The American Bar Association periodically publishes brief papers on topics of popular interest. They call the papers “Fact Check” papers. The ABA has published a Fact Check paper on whether and to what extent an employee can refuse to work at unsafe work places. See that paper here. The paper points to the general requirement imposed by OSHA that work places be protected from “recognized hazards” that can cause death or serious injury.
New OSHA guidelines also require employers to keep employees six feet apart when possible, take temperatures, disinfect surfaces and to provide face masks. The paper notes that already, several thousand complaints have been filed with OSHA regarding employers not following these guidelines.
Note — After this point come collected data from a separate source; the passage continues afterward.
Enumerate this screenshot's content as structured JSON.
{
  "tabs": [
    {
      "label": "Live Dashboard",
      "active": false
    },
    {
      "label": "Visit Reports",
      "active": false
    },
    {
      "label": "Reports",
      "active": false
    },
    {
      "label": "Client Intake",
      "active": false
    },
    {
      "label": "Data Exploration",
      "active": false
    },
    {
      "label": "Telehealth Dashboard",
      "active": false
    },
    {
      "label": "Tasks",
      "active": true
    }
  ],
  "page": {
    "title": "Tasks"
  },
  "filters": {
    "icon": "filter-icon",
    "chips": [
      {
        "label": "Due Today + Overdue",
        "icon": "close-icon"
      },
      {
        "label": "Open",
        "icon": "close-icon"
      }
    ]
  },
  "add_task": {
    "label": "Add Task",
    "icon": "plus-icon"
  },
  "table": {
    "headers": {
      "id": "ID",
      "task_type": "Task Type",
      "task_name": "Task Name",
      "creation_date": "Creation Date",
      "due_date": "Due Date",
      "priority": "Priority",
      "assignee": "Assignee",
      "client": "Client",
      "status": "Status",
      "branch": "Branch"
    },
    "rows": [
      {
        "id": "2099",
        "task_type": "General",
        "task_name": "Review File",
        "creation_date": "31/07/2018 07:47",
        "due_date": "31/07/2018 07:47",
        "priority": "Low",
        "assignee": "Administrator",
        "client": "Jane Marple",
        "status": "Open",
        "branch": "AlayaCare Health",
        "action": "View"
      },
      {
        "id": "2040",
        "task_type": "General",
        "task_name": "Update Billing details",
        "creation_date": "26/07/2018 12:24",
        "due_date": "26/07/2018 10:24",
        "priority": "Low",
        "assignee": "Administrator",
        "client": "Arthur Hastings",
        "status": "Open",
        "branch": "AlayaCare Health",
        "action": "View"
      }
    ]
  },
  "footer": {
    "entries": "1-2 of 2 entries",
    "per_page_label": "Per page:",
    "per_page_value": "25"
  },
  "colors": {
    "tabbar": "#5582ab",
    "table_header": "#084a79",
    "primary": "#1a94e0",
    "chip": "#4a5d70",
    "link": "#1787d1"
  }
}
But, the paper finds only limited support for workers who are simply afraid to return to work. The paper points to the decision in Bragdon v. Abbott, in which the U.S. Supreme Court found that an asymptomatic HIV person did have a disability for purposes of the Americans with Disabilities Act. The problem, the paper notes, is how to address persons with no COVID19 diagnosis, but who are simply afraid to go to work. There is little relief for such folks. There is no legal requirement that employers address fears which do not involve a disability. In 2019, the Eleventh Circuit found that the ADA only applies to persons who already have a diagnosis, not healthy persons who sometime in the future might experience a disability later. EEOC v STME, LLC, No. 18-1121 (11th Cir. 9/12/2019). That case involved an employee who refused to fly to Ghana during the Eboloa epidemic.
As the paper notes, looking at state law, employment at will means an employer can fire a person for any non-discriminatory reason. Fear of possible infection is not protected by any law in Texas, unfortunately.